Morocco, which has no previous record of any significant diesel exports, last month shipped a 280,000-barrel cargo of diesel to Spain’s Canary Islands and another 270,000-barrel cargo to Turkey which coincided with the influx of Russian diesel to Morocco. The ultimate origin of those diesel cargoes couldn’t be determined.
The oil ministries for Morocco and Tunisia didn’t respond to requests for comment.
Earlier this month, just after the new sanctions went into effect, Spain said it had turned away a Maersk Tankers
A/S-controlled vessel from its port of Tarragona as it believed its cargo of diesel, some of which was loaded via a ship-to-ship transfer in the Mediterranean, originally came from Russia.
Maersk Tankers said it had conducted a full sanctions check on the diesel and documentation showed it was from Turkey.

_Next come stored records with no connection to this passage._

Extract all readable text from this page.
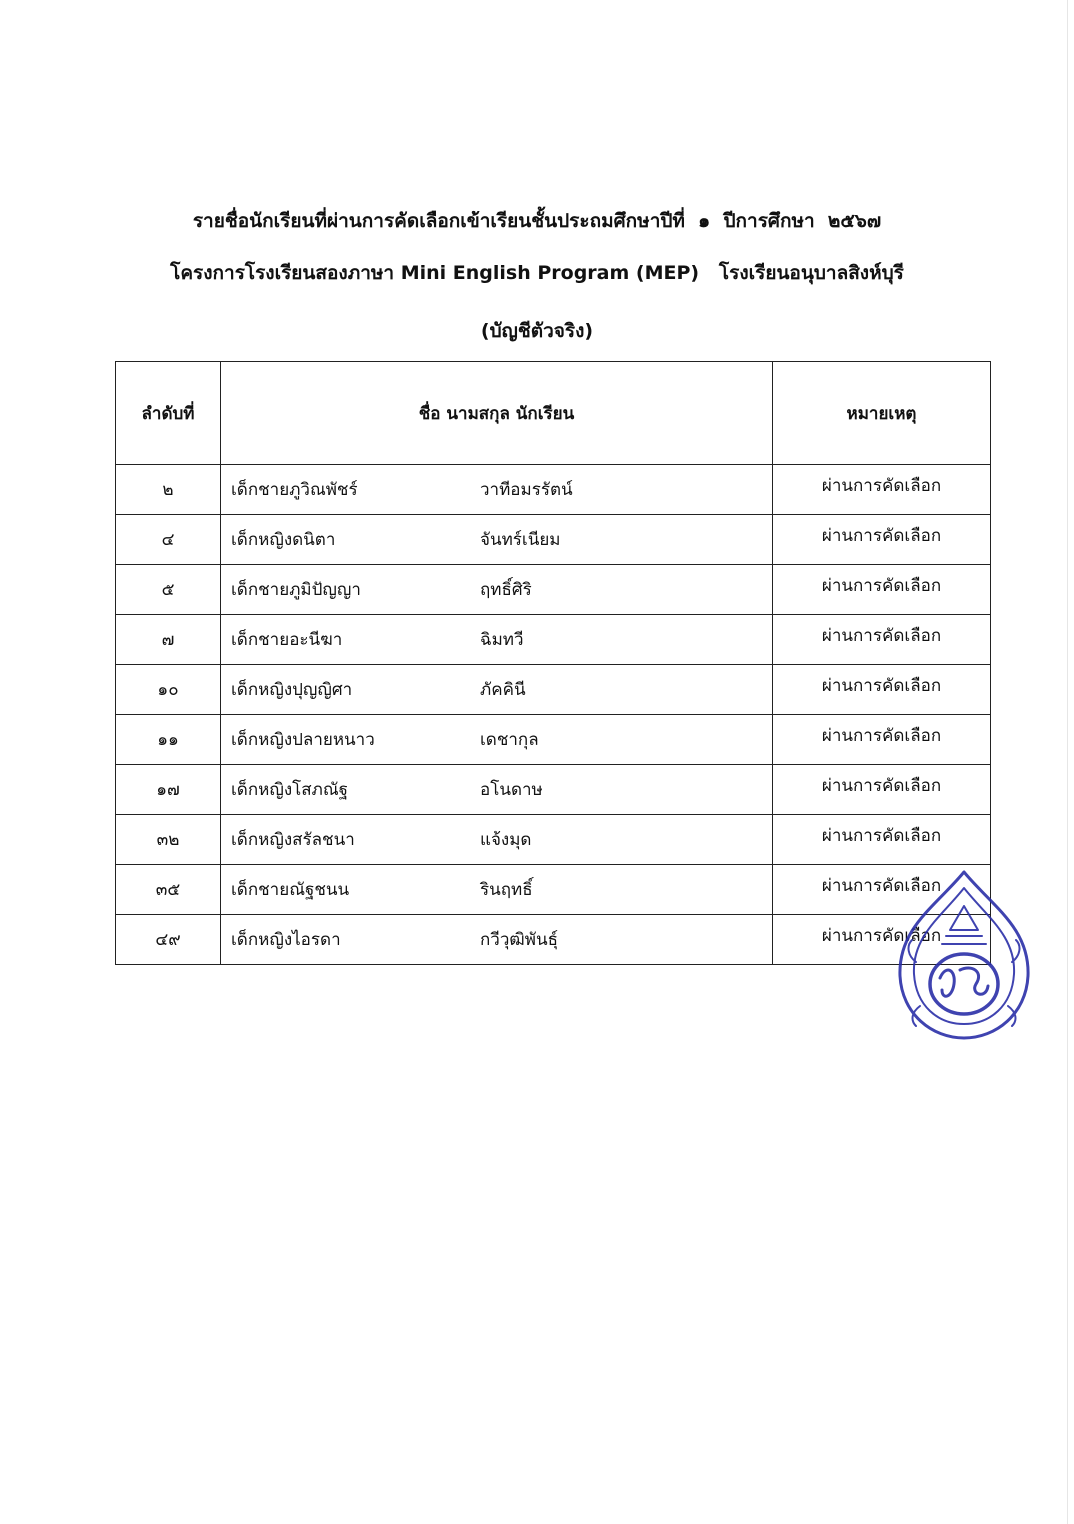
รายชื่อนักเรียนที่ผ่านการคัดเลือกเข้าเรียนชั้นประถมศึกษาปีที่  ๑  ปีการศึกษา  ๒๕๖๗
โครงการโรงเรียนสองภาษา Mini English Program (MEP)   โรงเรียนอนุบาลสิงห์บุรี
(บัญชีตัวจริง)
ลำดับที่	ชื่อ นามสกุล นักเรียน	หมายเหตุ
๒	เด็กชายภูวิณพัชร์ วาทีอมรรัตน์	ผ่านการคัดเลือก
๔	เด็กหญิงดนิตา จันทร์เนียม	ผ่านการคัดเลือก
๕	เด็กชายภูมิปัญญา ฤทธิ์ศิริ	ผ่านการคัดเลือก
๗	เด็กชายอะนีฆา ฉิมทวี	ผ่านการคัดเลือก
๑๐	เด็กหญิงปุญญิศา ภัคคินี	ผ่านการคัดเลือก
๑๑	เด็กหญิงปลายหนาว เดชากุล	ผ่านการคัดเลือก
๑๗	เด็กหญิงโสภณัฐ อโนดาษ	ผ่านการคัดเลือก
๓๒	เด็กหญิงสรัลชนา แจ้งมุด	ผ่านการคัดเลือก
๓๕	เด็กชายณัฐชนน รินฤทธิ์	ผ่านการคัดเลือก
๔๙	เด็กหญิงไอรดา กวีวุฒิพันธุ์	ผ่านการคัดเลือก
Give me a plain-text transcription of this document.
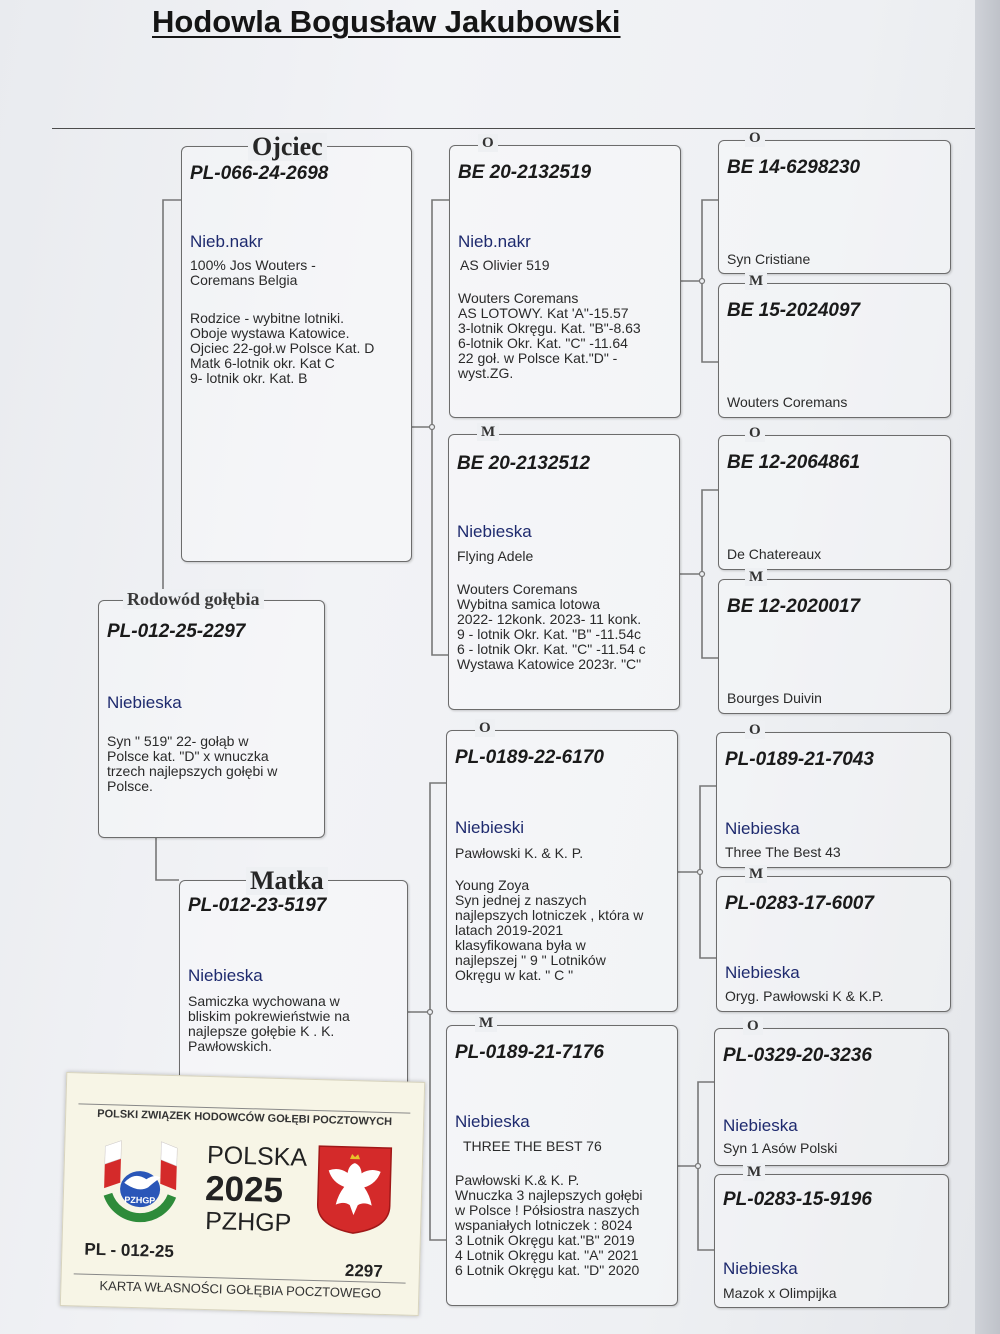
Hodowla Bogusław Jakubowski
Rodowód gołębia
PL-012-25-2297
Niebieska
Syn " 519" 22- gołąb w
Polsce kat. "D" x wnuczka
trzech najlepszych gołębi w
Polsce.
Ojciec
PL-066-24-2698
Nieb.nakr
100% Jos Wouters -
Coremans Belgia
Rodzice - wybitne lotniki.
Oboje wystawa Katowice.
Ojciec 22-goł.w Polsce Kat. D
Matk 6-lotnik okr. Kat C
9- lotnik okr. Kat. B
Matka
PL-012-23-5197
Niebieska
Samiczka wychowana w
bliskim pokrewieństwie na
najlepsze gołębie K . K.
Pawłowskich.
O
BE 20-2132519
Nieb.nakr
AS Olivier 519
Wouters Coremans
AS LOTOWY. Kat 'A"-15.57
3-lotnik Okręgu. Kat. "B"-8.63
6-lotnik Okr. Kat. "C" -11.64
22 goł. w Polsce Kat."D" -
wyst.ZG.
M
BE 20-2132512
Niebieska
Flying Adele
Wouters Coremans
Wybitna samica lotowa
2022- 12konk. 2023- 11 konk.
9 - lotnik Okr. Kat. "B" -11.54c
6 - lotnik Okr. Kat. "C" -11.54 c
Wystawa Katowice 2023r. "C"
O
PL-0189-22-6170
Niebieski
Pawłowski K. & K. P.
Young Zoya
Syn jednej z naszych
najlepszych lotniczek , która w
latach 2019-2021
klasyfikowana była w
najlepszej " 9 " Lotników
Okręgu w kat. " C "
M
PL-0189-21-7176
Niebieska
THREE THE BEST 76
Pawłowski K.& K. P.
Wnuczka 3 najlepszych gołębi
w Polsce ! Półsiostra naszych
wspaniałych lotniczek : 8024
3 Lotnik Okręgu kat."B" 2019
4 Lotnik Okręgu kat. "A" 2021
6 Lotnik Okręgu kat. "D" 2020
O
BE 14-6298230
Syn Cristiane
M
BE 15-2024097
Wouters Coremans
O
BE 12-2064861
De Chatereaux
M
BE 12-2020017
Bourges Duivin
O
PL-0189-21-7043
Niebieska
Three The Best 43
M
PL-0283-17-6007
Niebieska
Oryg. Pawłowski K & K.P.
O
PL-0329-20-3236
Niebieska
Syn 1 Asów Polski
M
PL-0283-15-9196
Niebieska
Mazok x Olimpijka
POLSKI ZWIĄZEK HODOWCÓW GOŁĘBI POCZTOWYCH
PZHGP
POLSKA
2025
PZHGP
PL - 012-25
2297
KARTA WŁASNOŚCI GOŁĘBIA POCZTOWEGO
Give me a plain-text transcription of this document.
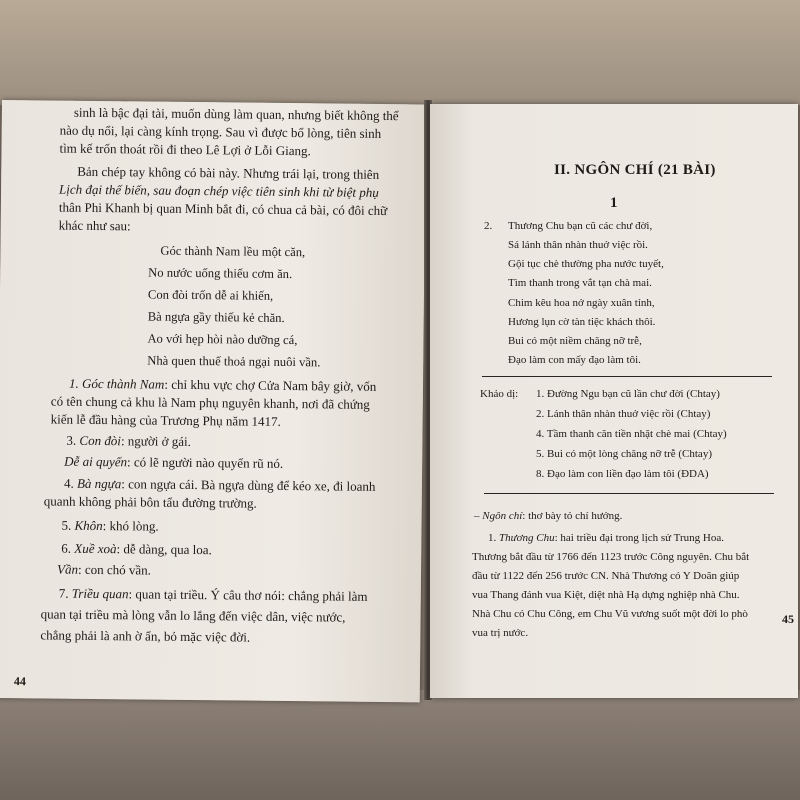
sinh là bậc đại tài, muốn dùng làm quan, nhưng biết không thể
nào dụ nổi, lại càng kính trọng. Sau vì được bổ lòng, tiên sinh
tìm kế trốn thoát rồi đi theo Lê Lợi ở Lỗi Giang.
Bản chép tay không có bài này. Nhưng trái lại, trong thiên
Lịch đại thế biến, sau đoạn chép việc tiên sinh khi từ biệt phụ
thân Phi Khanh bị quan Minh bắt đi, có chua cả bài, có đôi chữ
khác như sau:
Góc thành Nam lều một căn,
No nước uống thiếu cơm ăn.
Con đòi trốn dễ ai khiến,
Bà ngựa gầy thiếu kẻ chăn.
Ao với hẹp hòi nào dưỡng cá,
Nhà quen thuế thoả ngại nuôi vần.
1. Góc thành Nam: chỉ khu vực chợ Cửa Nam bây giờ, vốn
có tên chung cả khu là Nam phụ nguyên khanh, nơi đã chứng
kiến lễ đầu hàng của Trương Phụ năm 1417.
3. Con đòi: người ở gái.
Dễ ai quyến: có lẽ người nào quyến rũ nó.
4. Bà ngựa: con ngựa cái. Bà ngựa dùng để kéo xe, đi loanh
quanh không phải bôn tẩu đường trường.
5. Khôn: khó lòng.
6. Xuề xoà: dễ dàng, qua loa.
Vần: con chó vần.
7. Triều quan: quan tại triều. Ý câu thơ nói: chẳng phải làm
quan tại triều mà lòng vẫn lo lắng đến việc dân, việc nước,
chẳng phải là anh ờ ẩn, bỏ mặc việc đời.
44
II. NGÔN CHÍ (21 BÀI)
1
2. Thương Chu bạn cũ các chư đời,
Sá lánh thân nhàn thuở việc rồi.
Gội tục chè thường pha nước tuyết,
Tìm thanh trong vắt tạn chà mai.
Chim kêu hoa nở ngày xuân tỉnh,
Hương lụn cờ tàn tiệc khách thôi.
Bui có một niềm chăng nỡ trễ,
Đạo làm con mấy đạo làm tôi.
Khảo dị: 1. Đường Ngu bạn cũ lần chư đời (Chtay)
2. Lánh thân nhàn thuở việc rồi (Chtay)
4. Tầm thanh căn tiền nhặt chè mai (Chtay)
5. Bui có một lòng chăng nỡ trễ (Chtay)
8. Đạo làm con liền đạo làm tôi (ĐDA)
– Ngôn chí: thơ bày tỏ chí hướng.
1. Thương Chu: hai triều đại trong lịch sử Trung Hoa.
Thương bắt đầu từ 1766 đến 1123 trước Công nguyên. Chu bắt
đầu từ 1122 đến 256 trước CN. Nhà Thương có Y Doãn giúp
vua Thang đánh vua Kiệt, diệt nhà Hạ dựng nghiệp nhà Chu.
Nhà Chu có Chu Công, em Chu Vũ vương suốt một đời lo phò
vua trị nước.
45
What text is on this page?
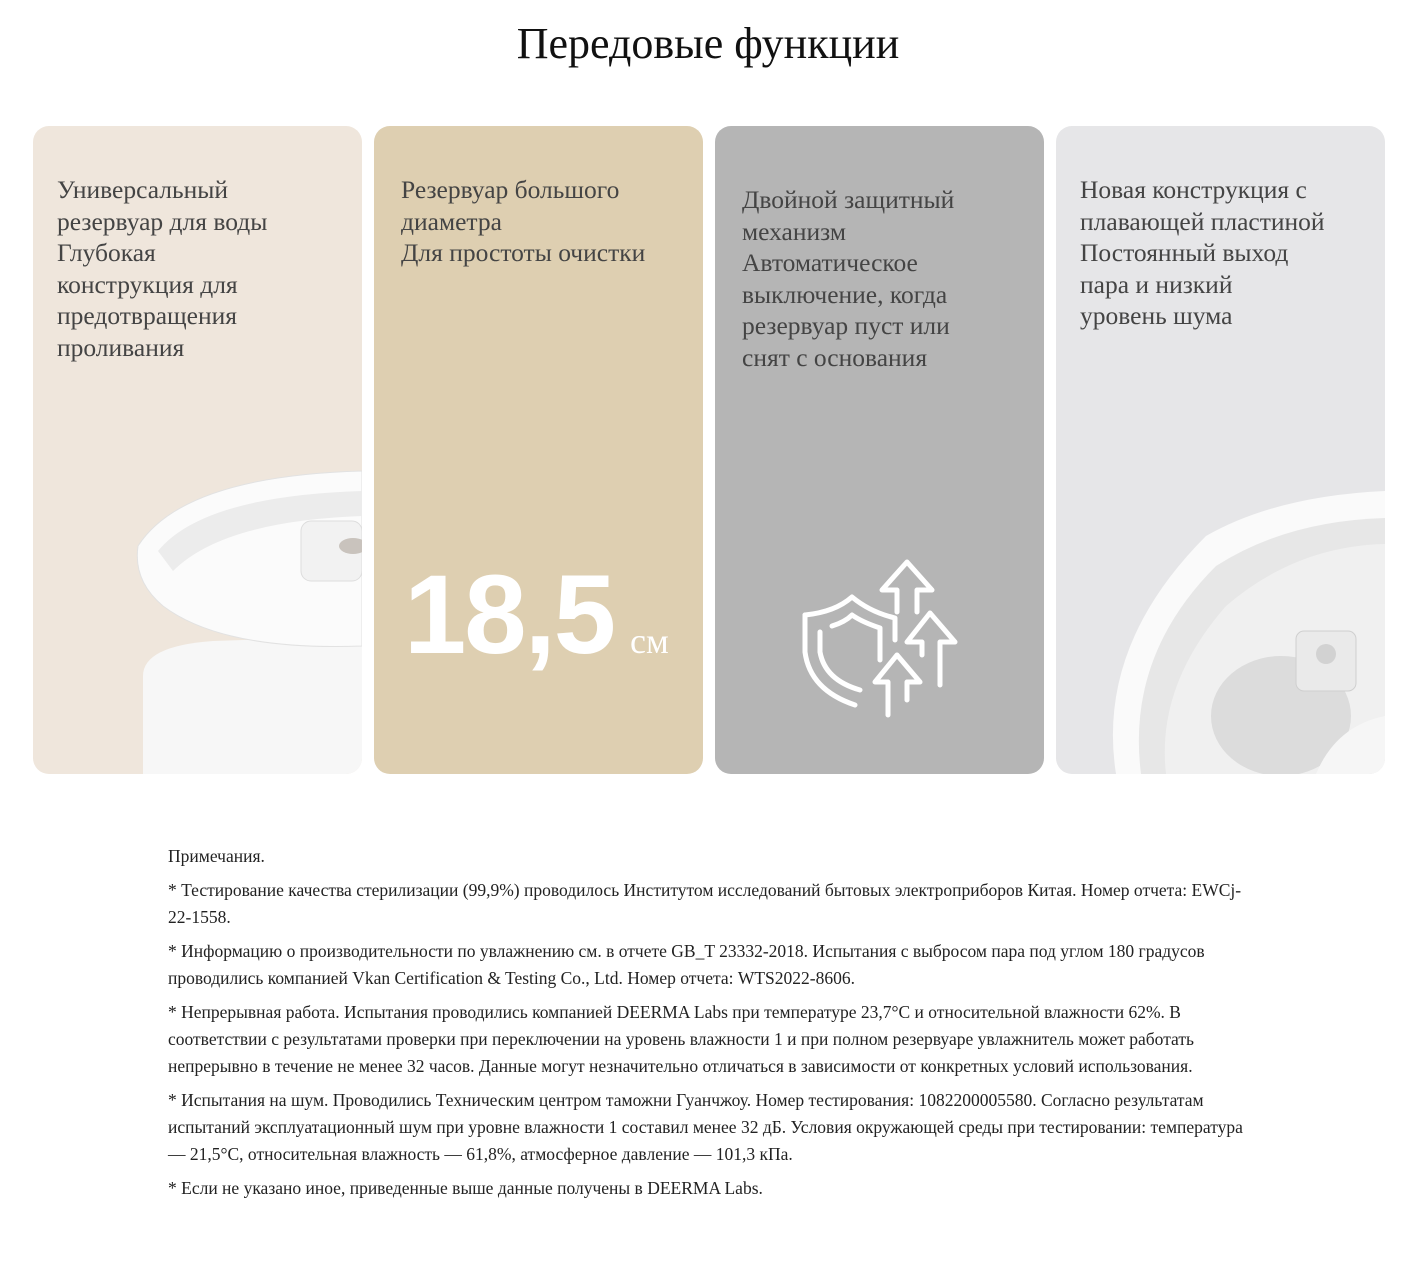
Передовые функции
Универсальный
резервуар для воды
Глубокая
конструкция для
предотвращения
проливания
Резервуар большого
диаметра
Для простоты очистки
18,5 см
Двойной защитный
механизм
Автоматическое
выключение, когда
резервуар пуст или
снят с основания
Новая конструкция с
плавающей пластиной
Постоянный выход
пара и низкий
уровень шума

Примечания.

* Тестирование качества стерилизации (99,9%) проводилось Институтом исследований бытовых электроприборов Китая. Номер отчета: EWCj-22-1558.

* Информацию о производительности по увлажнению см. в отчете GB_T 23332-2018. Испытания с выбросом пара под углом 180 градусов проводились компанией Vkan Certification & Testing Co., Ltd. Номер отчета: WTS2022-8606.

* Непрерывная работа. Испытания проводились компанией DEERMA Labs при температуре 23,7°C и относительной влажности 62%. В соответствии с результатами проверки при переключении на уровень влажности 1 и при полном резервуаре увлажнитель может работать непрерывно в течение не менее 32 часов. Данные могут незначительно отличаться в зависимости от конкретных условий использования.

* Испытания на шум. Проводились Техническим центром таможни Гуанчжоу. Номер тестирования: 1082200005580. Согласно результатам испытаний эксплуатационный шум при уровне влажности 1 составил менее 32 дБ. Условия окружающей среды при тестировании: температура — 21,5°C, относительная влажность — 61,8%, атмосферное давление — 101,3 кПа.

* Если не указано иное, приведенные выше данные получены в DEERMA Labs.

For Russia, ports in North Africa provide an ideal destination to dump cargoes of diesel and other products which have been shunned by their typical buyers in the West. For Russian ships sailing from the Baltic Sea, voyages to North Africa are relatively short and not much longer than their prewar trips to European ports. This allows Russia to keep shipping costs low and prevents its limited fleet of tankers from getting tied up in lengthy voyages to Asia or elsewhere.
The rise in Russian oil product exports to these countries is also providing Russia with a fresh revenue stream. China and India, which have become the biggest buyers of its crude oil, have shown less interest in its refined products, forcing it to look elsewhere for buyers of diesel and other products.
It is unclear how much the surge in imports to North Africa would be re-exported and how much was simply buyers looking for a cheaper source of diesel and other commonly used fuels, said Jorge Leon, senior vice president at Rystad Energy.
Some of North Africa’s increased diesel imports from Russia have displaced the region’s typical suppliers in the Middle East and North America, suggesting some of the activity was bargain hunting, Mr. Leon said.
Russia’s refined-product exports held steady in January—despite the impending EU import ban—as it found new buyers, particularly in Africa, while Moscow’s total energy export revenues also inched higher to $13 billion, according to the International Energy Agency.
It was unclear whether the flows would continue in the coming months, analysts said, as the price cap measures will make it harder to move Russian oil products around the world. A key unknown is how strict European states will be in enforcing their own rules particularly as they look for new sources to replace lost Russian supplies.
“I am not sure the Westerners care so much,” said Mr. Economou. “For them, to have Russian flows keep flowing is win-win. I don’t think anybody is going to ask where it comes from when the market is this tight.”